あなたはいつもそこにいる

紫風

あなたはいつもそこにいる

 ドームでは今日も、プロ野球の試合が行われている。

 華やかな選手たち、審判、マスコットにチアリーダー。


 彼はひっそりとそこにいる。

 三塁線より外側にいて、じっと出番を待っている。

 人工芝で覆われたファウルゾーンにたたずみ、じっと戦況を見つめている。

 私だけのヒーロー。


 わあっと歓声が上がる。

 ファウル。

 三塁手が取り損なったファウルボールを、ボールボーイがぱしっと捕球した。

 ボールボーイが時折見事な捕球を見せることがあり、この間パリーグTVに紹介されていた。他の球場のボールボーイも紹介されることがある。

 彼らは、球場によってスタイルが違う。

 ある球場ではパイプ椅子に座っており、インプレイの球が飛んでくると、パイプ椅子を持って逃げている姿を見ることがある。

 ある球場では、片膝を立ててじっとうずくまっている。この球場がそうだ。


 コーチャースボックスの外野に近いところ、球場によってそこは、プルペンだったりする。出番を待つ投手陣が、そこで軽く肩を作っている。

 その脇で、彼らはじっとそこにいる。


 気のいい三塁手が、ボールボーイに声を掛けていく。

 塁に出た選手が、防具を取りに来たボールボーイに、セーフかアウトかなど話し掛ける。

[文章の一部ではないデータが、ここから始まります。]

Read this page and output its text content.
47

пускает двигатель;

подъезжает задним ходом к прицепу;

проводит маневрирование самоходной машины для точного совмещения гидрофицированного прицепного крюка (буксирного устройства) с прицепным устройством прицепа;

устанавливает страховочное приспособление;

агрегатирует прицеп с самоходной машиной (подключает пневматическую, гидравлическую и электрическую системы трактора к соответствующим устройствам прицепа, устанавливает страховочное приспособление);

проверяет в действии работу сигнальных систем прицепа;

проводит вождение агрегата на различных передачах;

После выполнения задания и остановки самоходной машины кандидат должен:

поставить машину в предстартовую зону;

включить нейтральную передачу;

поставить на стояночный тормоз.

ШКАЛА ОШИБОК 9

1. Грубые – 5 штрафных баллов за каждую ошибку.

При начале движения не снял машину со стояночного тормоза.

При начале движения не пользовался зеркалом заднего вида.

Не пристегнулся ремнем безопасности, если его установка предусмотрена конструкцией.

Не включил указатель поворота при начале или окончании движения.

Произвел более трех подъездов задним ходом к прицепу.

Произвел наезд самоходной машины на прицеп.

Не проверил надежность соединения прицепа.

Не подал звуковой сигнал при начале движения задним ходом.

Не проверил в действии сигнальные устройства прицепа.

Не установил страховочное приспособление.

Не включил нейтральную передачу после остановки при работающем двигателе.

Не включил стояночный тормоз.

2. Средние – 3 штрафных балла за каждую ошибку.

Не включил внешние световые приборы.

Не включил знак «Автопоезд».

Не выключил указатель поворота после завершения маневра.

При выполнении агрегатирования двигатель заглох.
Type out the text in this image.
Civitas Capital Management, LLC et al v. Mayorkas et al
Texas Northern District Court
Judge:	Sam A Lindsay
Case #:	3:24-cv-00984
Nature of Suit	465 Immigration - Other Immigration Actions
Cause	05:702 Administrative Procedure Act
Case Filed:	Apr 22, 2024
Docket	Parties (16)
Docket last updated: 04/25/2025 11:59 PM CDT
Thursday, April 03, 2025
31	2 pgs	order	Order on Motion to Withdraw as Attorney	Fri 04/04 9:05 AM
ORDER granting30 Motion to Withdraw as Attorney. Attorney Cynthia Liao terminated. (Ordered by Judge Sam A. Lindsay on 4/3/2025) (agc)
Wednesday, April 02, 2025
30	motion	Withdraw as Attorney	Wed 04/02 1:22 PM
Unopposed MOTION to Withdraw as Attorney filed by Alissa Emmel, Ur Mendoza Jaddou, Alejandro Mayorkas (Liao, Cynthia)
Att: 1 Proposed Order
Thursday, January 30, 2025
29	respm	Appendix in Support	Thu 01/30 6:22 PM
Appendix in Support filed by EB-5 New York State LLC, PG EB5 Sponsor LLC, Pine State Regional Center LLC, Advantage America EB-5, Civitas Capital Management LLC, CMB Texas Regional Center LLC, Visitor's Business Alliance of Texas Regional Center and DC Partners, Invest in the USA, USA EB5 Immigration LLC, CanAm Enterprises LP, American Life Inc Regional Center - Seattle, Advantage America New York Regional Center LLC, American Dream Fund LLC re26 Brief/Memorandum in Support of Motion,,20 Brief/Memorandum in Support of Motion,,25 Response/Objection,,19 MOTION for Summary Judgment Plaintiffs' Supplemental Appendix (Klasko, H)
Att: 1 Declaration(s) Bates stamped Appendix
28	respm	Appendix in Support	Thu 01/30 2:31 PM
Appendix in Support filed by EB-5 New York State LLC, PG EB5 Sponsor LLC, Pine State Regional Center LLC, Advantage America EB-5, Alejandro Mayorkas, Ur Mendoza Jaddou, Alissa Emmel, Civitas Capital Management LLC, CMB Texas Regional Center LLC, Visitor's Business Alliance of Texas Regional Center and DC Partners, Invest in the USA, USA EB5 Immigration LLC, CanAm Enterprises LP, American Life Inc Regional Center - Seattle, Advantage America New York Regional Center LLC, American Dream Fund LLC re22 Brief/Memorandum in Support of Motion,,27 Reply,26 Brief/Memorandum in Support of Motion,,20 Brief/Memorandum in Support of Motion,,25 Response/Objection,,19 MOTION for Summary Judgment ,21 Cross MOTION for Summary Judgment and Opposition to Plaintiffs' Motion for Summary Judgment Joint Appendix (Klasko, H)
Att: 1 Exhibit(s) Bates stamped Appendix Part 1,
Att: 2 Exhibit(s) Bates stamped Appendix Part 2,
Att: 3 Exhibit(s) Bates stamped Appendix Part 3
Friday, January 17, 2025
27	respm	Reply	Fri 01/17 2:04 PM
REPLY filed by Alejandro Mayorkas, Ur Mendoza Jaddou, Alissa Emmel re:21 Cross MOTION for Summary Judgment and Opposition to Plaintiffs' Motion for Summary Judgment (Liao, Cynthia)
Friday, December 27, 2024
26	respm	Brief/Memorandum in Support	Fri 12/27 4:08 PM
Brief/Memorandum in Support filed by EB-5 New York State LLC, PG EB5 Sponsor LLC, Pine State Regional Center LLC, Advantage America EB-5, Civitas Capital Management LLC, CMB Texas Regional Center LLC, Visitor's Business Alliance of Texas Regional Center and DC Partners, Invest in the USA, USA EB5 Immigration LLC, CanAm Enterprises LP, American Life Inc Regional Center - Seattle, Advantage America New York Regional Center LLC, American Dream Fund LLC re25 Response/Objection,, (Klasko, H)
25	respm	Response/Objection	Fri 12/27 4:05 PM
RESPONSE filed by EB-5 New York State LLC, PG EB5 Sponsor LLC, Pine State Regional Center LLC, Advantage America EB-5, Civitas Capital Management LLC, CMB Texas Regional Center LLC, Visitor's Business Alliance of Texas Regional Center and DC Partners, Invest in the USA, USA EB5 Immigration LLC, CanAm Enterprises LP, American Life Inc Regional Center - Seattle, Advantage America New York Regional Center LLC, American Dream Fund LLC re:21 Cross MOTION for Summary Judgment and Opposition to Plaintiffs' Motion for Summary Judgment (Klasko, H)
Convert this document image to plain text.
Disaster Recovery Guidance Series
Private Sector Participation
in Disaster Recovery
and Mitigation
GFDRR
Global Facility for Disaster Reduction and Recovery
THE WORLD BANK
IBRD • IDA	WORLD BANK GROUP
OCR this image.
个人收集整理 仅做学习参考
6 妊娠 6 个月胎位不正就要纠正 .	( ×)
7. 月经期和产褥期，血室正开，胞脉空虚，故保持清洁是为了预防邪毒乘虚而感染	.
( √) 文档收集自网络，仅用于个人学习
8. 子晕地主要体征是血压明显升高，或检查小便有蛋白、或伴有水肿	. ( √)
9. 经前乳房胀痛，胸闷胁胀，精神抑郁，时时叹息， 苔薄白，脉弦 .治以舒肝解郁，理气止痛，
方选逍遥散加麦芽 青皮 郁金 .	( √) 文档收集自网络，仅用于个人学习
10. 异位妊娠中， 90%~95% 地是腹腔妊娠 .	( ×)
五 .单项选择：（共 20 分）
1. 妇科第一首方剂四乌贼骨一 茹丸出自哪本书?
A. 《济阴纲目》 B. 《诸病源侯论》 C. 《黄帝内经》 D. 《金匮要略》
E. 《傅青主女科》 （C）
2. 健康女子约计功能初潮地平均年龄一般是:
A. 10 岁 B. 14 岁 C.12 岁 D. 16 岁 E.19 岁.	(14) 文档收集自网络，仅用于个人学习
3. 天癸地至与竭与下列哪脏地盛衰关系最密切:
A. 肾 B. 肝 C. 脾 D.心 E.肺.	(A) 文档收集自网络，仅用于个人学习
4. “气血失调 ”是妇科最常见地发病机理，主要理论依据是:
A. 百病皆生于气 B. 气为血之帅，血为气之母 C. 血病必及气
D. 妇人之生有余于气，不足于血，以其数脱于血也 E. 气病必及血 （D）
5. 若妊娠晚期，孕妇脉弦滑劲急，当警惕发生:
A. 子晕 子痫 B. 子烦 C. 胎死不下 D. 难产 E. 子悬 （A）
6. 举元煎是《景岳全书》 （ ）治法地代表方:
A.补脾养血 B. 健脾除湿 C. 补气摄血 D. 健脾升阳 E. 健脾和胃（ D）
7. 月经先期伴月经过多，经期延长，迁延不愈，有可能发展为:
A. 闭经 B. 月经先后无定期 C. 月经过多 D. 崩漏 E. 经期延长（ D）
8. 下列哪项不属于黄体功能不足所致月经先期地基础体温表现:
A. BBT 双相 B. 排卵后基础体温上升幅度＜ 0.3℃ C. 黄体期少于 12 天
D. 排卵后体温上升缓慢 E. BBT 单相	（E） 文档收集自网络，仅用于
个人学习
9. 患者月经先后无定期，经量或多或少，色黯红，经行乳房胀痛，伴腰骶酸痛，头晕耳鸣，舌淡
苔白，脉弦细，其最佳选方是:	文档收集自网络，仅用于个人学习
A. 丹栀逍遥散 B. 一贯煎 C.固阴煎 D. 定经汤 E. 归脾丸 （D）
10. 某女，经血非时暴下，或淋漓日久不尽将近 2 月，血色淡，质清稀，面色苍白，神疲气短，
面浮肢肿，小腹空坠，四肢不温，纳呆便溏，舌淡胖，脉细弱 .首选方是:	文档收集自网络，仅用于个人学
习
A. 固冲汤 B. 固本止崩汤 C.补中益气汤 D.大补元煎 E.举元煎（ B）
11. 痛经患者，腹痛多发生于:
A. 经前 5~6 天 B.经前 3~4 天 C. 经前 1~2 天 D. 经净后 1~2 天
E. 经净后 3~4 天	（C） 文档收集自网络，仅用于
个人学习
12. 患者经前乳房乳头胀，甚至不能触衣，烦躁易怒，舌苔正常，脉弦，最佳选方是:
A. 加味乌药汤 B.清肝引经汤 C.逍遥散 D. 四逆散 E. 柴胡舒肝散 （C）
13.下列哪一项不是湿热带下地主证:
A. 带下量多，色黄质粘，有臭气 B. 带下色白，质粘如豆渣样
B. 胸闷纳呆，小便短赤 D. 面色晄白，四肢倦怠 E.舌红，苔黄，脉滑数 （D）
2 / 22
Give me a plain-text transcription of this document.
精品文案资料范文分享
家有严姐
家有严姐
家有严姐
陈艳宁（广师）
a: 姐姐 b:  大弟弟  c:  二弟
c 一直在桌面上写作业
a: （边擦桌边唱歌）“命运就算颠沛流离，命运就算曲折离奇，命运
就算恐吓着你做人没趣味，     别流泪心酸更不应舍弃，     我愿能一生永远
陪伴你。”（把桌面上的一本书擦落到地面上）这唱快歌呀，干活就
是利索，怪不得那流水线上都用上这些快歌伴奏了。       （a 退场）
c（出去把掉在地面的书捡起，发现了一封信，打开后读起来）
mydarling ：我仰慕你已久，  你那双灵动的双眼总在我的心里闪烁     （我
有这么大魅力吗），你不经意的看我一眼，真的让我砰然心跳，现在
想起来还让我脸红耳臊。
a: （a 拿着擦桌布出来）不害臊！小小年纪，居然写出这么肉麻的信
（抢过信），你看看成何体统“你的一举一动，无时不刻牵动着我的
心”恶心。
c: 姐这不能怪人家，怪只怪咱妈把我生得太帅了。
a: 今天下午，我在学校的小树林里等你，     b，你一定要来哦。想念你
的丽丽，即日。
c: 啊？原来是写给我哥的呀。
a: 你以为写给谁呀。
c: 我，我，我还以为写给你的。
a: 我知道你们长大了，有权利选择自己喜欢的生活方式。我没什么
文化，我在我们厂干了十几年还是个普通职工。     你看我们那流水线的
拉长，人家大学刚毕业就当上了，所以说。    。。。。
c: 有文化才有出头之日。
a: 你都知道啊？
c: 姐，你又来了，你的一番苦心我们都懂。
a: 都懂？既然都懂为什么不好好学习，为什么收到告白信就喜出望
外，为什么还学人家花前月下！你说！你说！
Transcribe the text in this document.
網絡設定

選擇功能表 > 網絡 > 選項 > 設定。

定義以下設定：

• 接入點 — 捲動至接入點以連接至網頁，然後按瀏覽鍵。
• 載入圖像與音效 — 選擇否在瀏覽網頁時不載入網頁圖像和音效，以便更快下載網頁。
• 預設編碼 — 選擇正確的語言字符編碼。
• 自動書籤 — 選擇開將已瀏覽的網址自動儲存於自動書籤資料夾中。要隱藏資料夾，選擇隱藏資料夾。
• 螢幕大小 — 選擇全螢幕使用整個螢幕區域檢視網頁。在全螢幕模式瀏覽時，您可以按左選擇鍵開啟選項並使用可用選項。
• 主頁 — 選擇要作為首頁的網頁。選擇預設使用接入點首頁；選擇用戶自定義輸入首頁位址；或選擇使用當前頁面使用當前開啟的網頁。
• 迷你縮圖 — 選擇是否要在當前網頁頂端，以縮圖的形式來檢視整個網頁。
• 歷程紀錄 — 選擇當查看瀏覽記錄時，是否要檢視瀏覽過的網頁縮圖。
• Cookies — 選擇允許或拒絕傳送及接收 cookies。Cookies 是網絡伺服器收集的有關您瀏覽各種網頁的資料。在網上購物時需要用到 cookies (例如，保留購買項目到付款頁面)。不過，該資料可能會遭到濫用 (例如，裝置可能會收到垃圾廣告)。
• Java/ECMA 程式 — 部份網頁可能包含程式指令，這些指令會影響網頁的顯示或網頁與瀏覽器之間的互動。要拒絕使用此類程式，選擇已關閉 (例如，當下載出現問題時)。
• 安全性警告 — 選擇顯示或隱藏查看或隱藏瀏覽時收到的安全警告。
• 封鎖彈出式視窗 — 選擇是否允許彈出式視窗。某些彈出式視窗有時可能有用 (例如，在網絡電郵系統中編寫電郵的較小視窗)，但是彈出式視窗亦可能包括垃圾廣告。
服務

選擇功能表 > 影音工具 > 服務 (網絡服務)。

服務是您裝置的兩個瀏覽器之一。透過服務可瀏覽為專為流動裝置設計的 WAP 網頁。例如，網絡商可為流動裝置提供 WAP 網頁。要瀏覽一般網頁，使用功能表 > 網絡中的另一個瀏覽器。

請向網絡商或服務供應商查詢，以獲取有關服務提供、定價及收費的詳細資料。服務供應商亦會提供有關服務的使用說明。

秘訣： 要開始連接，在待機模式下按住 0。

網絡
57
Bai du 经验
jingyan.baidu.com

 コーチャースボックスには、攻撃側の一塁あるいは三塁コーチが立っている。


 かぁん。

 三塁側に立っているコーチが、ファウルボールをユーモラスに避ける。

 見ている方はユーモラスだが、避ける方は必死である。なんせ打球速度というものは、 200km/h はするのだから、元選手であるコーチ陣だからこそ反射神経で避けられる。

 転がった球は、ボールボーイがゴロ処理をした。

 今日はよく、三塁線にファウルが転がる。

 ボールボーイとコーチは、あまり話すところを見たことがない。

 

 知っているだろうか、ボールボーイ君。

 フェンスに書かれてるロゴなどに打球を当てると、報奨金が出るものもあることを。



 君たちの前にいる、その三塁コーチ。

 通称『的の飯田さん』。

 当てると1000点。


END.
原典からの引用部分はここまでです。